I attempted to dedicate two evenings to proper Perseid observations - Sunday 11th - 12th and Monday 12th - 13th.
Sunday was a terrible disappointment. My initial reading led me to believe that this would be the best evening for observing, but as it transpired, I was clouded out for the most part, indeed my initial drink at the pub where I attempted to do some "outreach" work over a pint of a very fine Adnams ale. The clouds half cleared for about 15 minutes when I got home, and I stood outside hopefully, but I saw precisely one meteor before the clouds completely rolled in and killed off observing for the night.
I was gutted, and I was not the only one by the looks of things.
However, reports the next day suggested that the peak may be later than first though, and that the ZHR (Zenithal Hourly Maximum" rate was still increasing. So, as I had another fine pint of ale pre midnight, and was able to show a Perseid off at the pub - several were seen from here after I went home.
Me, I was a good and conscientious citizen scientist. I headed home, got out my garden chair reclined to the max, my 10x50s, and a warm jacket. I had about a third of the sky in view, the radiant to Square of Pegasus, to Ursa Major, and over the zenith to Hercules.

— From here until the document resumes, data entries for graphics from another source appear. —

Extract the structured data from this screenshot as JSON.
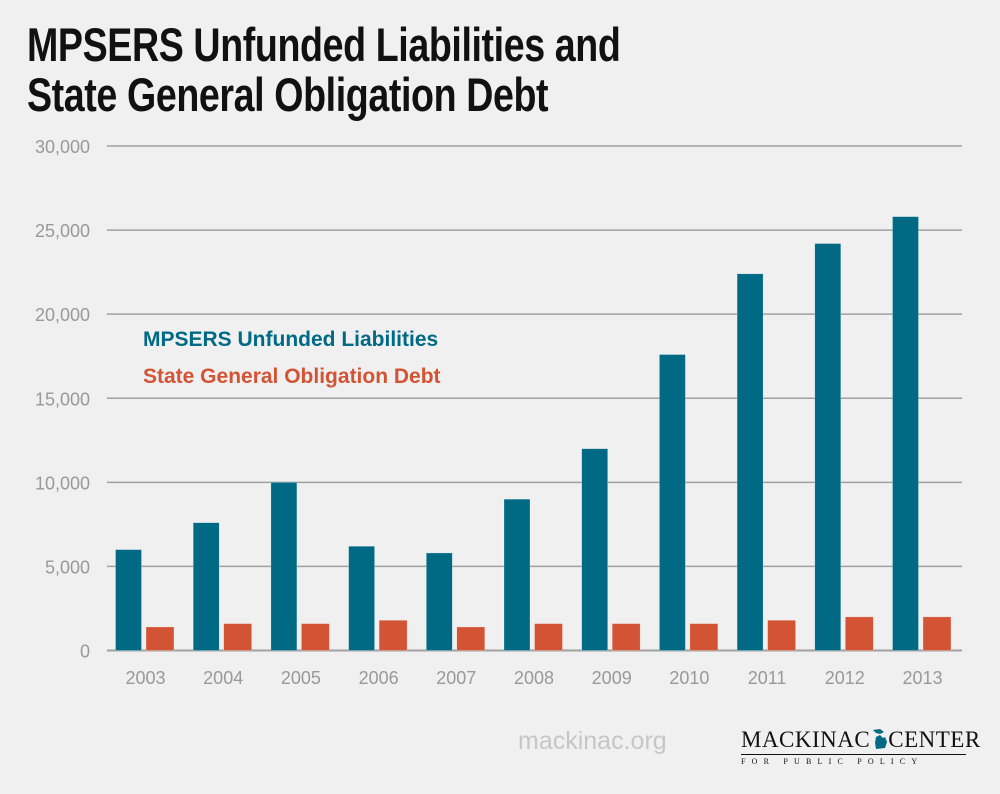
{
  "title_lines": [
    "MPSERS Unfunded Liabilities and",
    "State General Obligation Debt"
  ],
  "footer": {
    "site": "mackinac.org",
    "logo_name_left": "MACKINAC",
    "logo_name_right": "CENTER",
    "logo_sub": "FOR PUBLIC POLICY"
  },
  "chart_data": {
    "type": "bar",
    "title": "MPSERS Unfunded Liabilities and State General Obligation Debt",
    "xlabel": "",
    "ylabel": "",
    "categories": [
      "2003",
      "2004",
      "2005",
      "2006",
      "2007",
      "2008",
      "2009",
      "2010",
      "2011",
      "2012",
      "2013"
    ],
    "series": [
      {
        "name": "MPSERS Unfunded Liabilities",
        "color": "#006a85",
        "values": [
          6000,
          7600,
          10000,
          6200,
          5800,
          9000,
          12000,
          17600,
          22400,
          24200,
          25800
        ]
      },
      {
        "name": "State General Obligation Debt",
        "color": "#d35434",
        "values": [
          1400,
          1600,
          1600,
          1800,
          1400,
          1600,
          1600,
          1600,
          1800,
          2000,
          2000
        ]
      }
    ],
    "ylim": [
      0,
      30000
    ],
    "yticks": [
      0,
      5000,
      10000,
      15000,
      20000,
      25000,
      30000
    ],
    "ytick_labels": [
      "0",
      "5,000",
      "10,000",
      "15,000",
      "20,000",
      "25,000",
      "30,000"
    ],
    "grid": true,
    "legend_position": "upper-left inside plot"
  }
}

It was a slow start at about 1230am, and it took a few minutes to see my first meteor, but as the radiant rose higher, the view just got better and better. As I usually tend to expect from the Perseids, most meteors were fast moving, short lived, and not too far from the radiant - I find the Geminids tend to be much more widely ranged across the sky.
The typical Perseid was usually about Mag 2, and distinctly orange in colour. There were three or four much brighter, Mag 0 specimens, leaving distinct smoky trails, but sadly no spectacular fireballs for me! I observed for an hour, counting around 30 Perseids and 1 sporadic - I lost count!
In between Perseids, I got in some nice looks at Kemble's Cascade, Cassiopeia clusters, and Cygnus and Lacerta too, and all the while I listened to some interesting tech reports on the BBC World service.
All in all, it was a very rewarding night's observing, I hope many new observers were outside with a warm drink and their eyes turned skyward!